Capital One eliminates overdraft fees. Which banks still charge?


Capital One, the sixth-largest bank in the United States and Money’s choice for “best national bank” in 2021, announced this week that it will eliminate overdraft fees in 2022.

This means that if a customer makes a purchase without enough money in the account to cover expenses, Capital One will allow the transaction to proceed without an overdraft fee.

Also known as insufficient funds charges, overdraft charges come into play when you make a withdrawal or a debit card payment that exceeds the available balance in your account. The bank then covers the expenses under their overdraft protection program, and they typically charge you a fee in the process for what amounts to a short-term loan.

The average overdraft fee often rings around $ 35. So let’s say you have overdraft protection and unwittingly pay for a $ 5 coffee with a balance of $ 0. You will have your coffee – and it will cost you an actual total of $ 40.

Overdraft fees make a lot of money for banks. According to Consumer Financial Protection Bureau (CFPB), the banking industry generated $ 15.5 billion in overdraft fees in 2019 – JPMorgan Chase, Wells Fargo and Bank of America accounting for 44% of that revenue.

Prior to Capital One’s policy change, the bank charged an overdraft fee of $ 35 to its 360 account customers who made a purchase without a sufficient balance to cover it. Now that Capital One’s overdraft fees are gone, does that mean the bank will cover your overdraft purchases indefinitely, with no limit? No. In an email to Money, Capital One said overdraft limits would depend on the deposit history and the risk profile of the client.

The McLean, Va.-Based bank said clients who currently have overdraft protection will automatically enroll in the new no-charge overdraft program when it launches in the first half of 2022. All Capital One clients who do not have overdraft protection can now register. into no-charge overdraft protection when it starts, through Capital One’s mobile banking app or online services.

With the announcement, Capital One joins a growing list of banks – many of which are online institutions, like Ally – that are making overdraft fees a thing of the past.

Chequing accounts with no overdraft fees

Capital One says it is “the only top 10 retail bank” to eliminate overdraft fees. But it’s not the only financial institution to have waived (or never charged) overdraft fees.

Here are some of the other banks whose checking accounts don’t charge overdraft fees:

  • Ally Bank Interest Checking Account
  • Axos Essential Checking
  • Hassle-free KeyBank account
  • Discover the chequing account with cash back
  • Improvement checking account
  • Wealthfront Chequing Account

Which banks charge overdraft fees?

Most of the largest banks in the United States still have accounts that may charge overdraft fees. Various bank accounts like Chase, Wells Fargo, Citibank, US Bank, PNC Bank, TD Bank, Fifth Third Bank, and HSBC will assess overdraft fees of around $ 35 under certain circumstances.

The rules for when overdraft fees come into effect can vary considerably from one bank to another, and sometimes even from one type of account to another within the same bank. It is therefore very important to understand what type of account you have and when an overdraft fee will be charged. There are also some simple strategies to help you avoid overdraft fees.

How to avoid overdraft fees

You can avoid overdraft fees entirely by simply opting out of overdraft protection. Generally, you can opt out of overdraft protection through your mobile banking app, through your online account, or by calling customer service.

About ten years ago, the Federal Reserve promulgated laws prohibiting banks from charging overdraft fees or insufficient funds unless the customer has expressly opted for overdraft protection. (It is very possible that many bank customers are not sure whether or not they have opted for such coverage, so it is worth checking with your bank for your status.)

What happens if you opt out of overdraft protection?
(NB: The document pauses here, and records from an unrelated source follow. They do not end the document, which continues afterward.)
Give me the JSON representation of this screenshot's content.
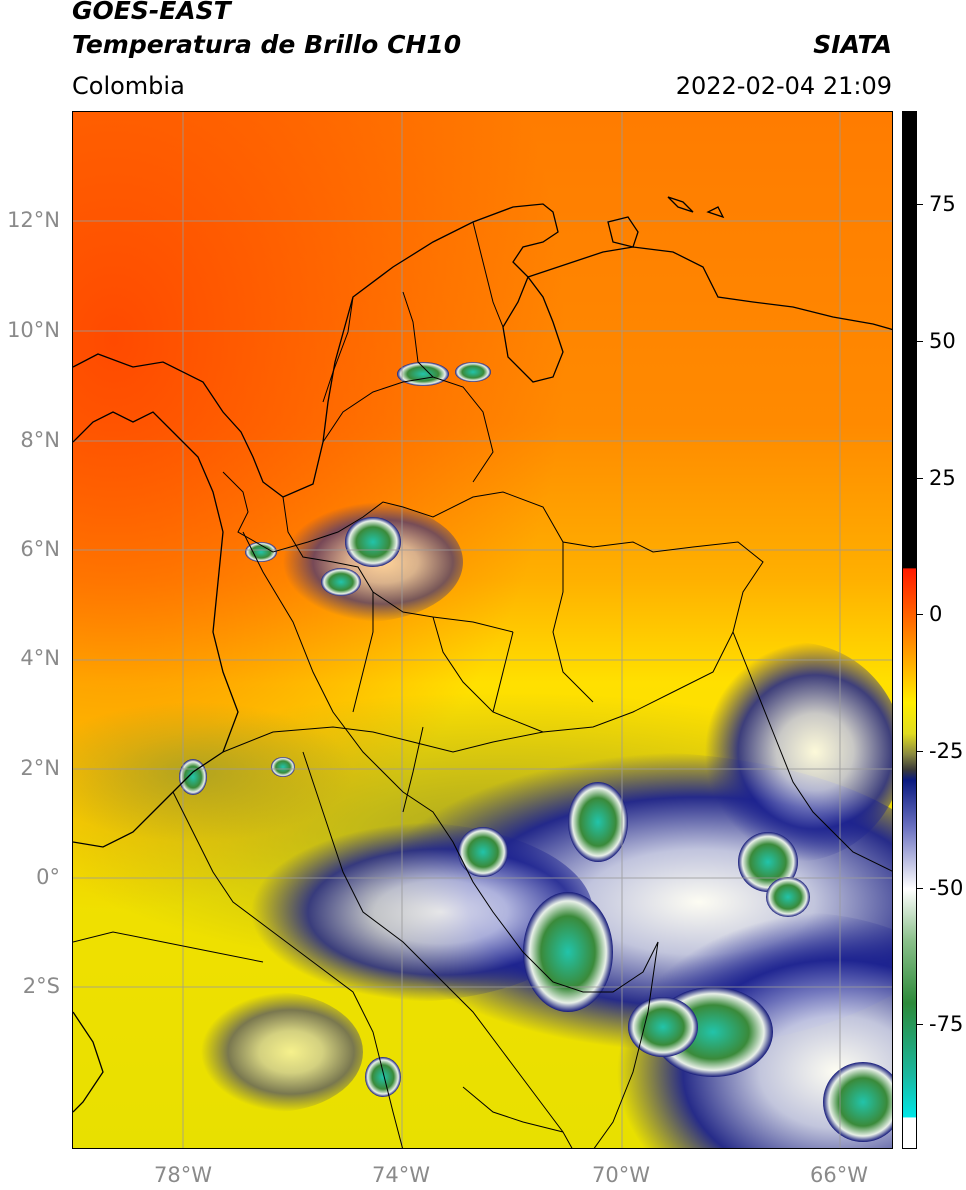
{
  "header": {
    "satellite": "GOES-EAST",
    "product": "Temperatura de Brillo CH10",
    "organization": "SIATA",
    "region": "Colombia",
    "datetime": "2022-02-04 21:09"
  },
  "map": {
    "latitude_labels": [
      "12°N",
      "10°N",
      "8°N",
      "6°N",
      "4°N",
      "2°N",
      "0°",
      "2°S"
    ],
    "longitude_labels": [
      "78°W",
      "74°W",
      "70°W",
      "66°W"
    ],
    "colors": {
      "warm_orange": "#ff6a00",
      "orange": "#ff9a00",
      "yellow": "#ffe600",
      "olive": "#b8b21e",
      "navy": "#14197a",
      "white": "#ffffff",
      "green": "#3a8a3a",
      "teal": "#22c8b0",
      "grid": "#9a9a9a",
      "borders": "#000000"
    }
  },
  "colorbar": {
    "tick_labels": [
      "75",
      "50",
      "25",
      "0",
      "-25",
      "-50",
      "-75"
    ],
    "colors": {
      "black": "#000000",
      "red": "#ff1a00",
      "orange": "#ff9a00",
      "yellow": "#ffee00",
      "olive": "#8a8a40",
      "navy": "#0a1a80",
      "white": "#ffffff",
      "green": "#2d8a3a",
      "cyan": "#00e6e6"
    }
  }
}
In most cases, a transaction that your balance cannot cover would be declined. It can be boring. But that’s probably better than letting the bank foot the bill and then seeing high overdraft fees charged to your account, especially for small purchases. Why pay $ 35 more for a cup of coffee?

If your bank charges overdraft fees and you still want to maintain overdraft protection, there are tactics to help you avoid unexpected charges.

Some banks allow you to set up alerts on your mobile app, which notify you when your balance drops below a certain point. Several banks also allow you to link a savings account or credit card to your checking account. This way, when there is not enough money in your checking account to cover a transaction, the funds are automatically withdrawn from a linked account to cover it. (The bank may also charge a fee for this service, but it may be lower than the overdraft fee.)

Even after you have been hit with an overdraft fee, you can contact the bank and request that the fee be removed. By calling your financial institution or visiting a branch, you can speak to a representative or manager, who often has the authority to waive overdraft fees. But don’t take advantage of it. Banks that waive overdraft fees do so at their own discretion, and they are unlikely to help you if overdrafting becomes a habit.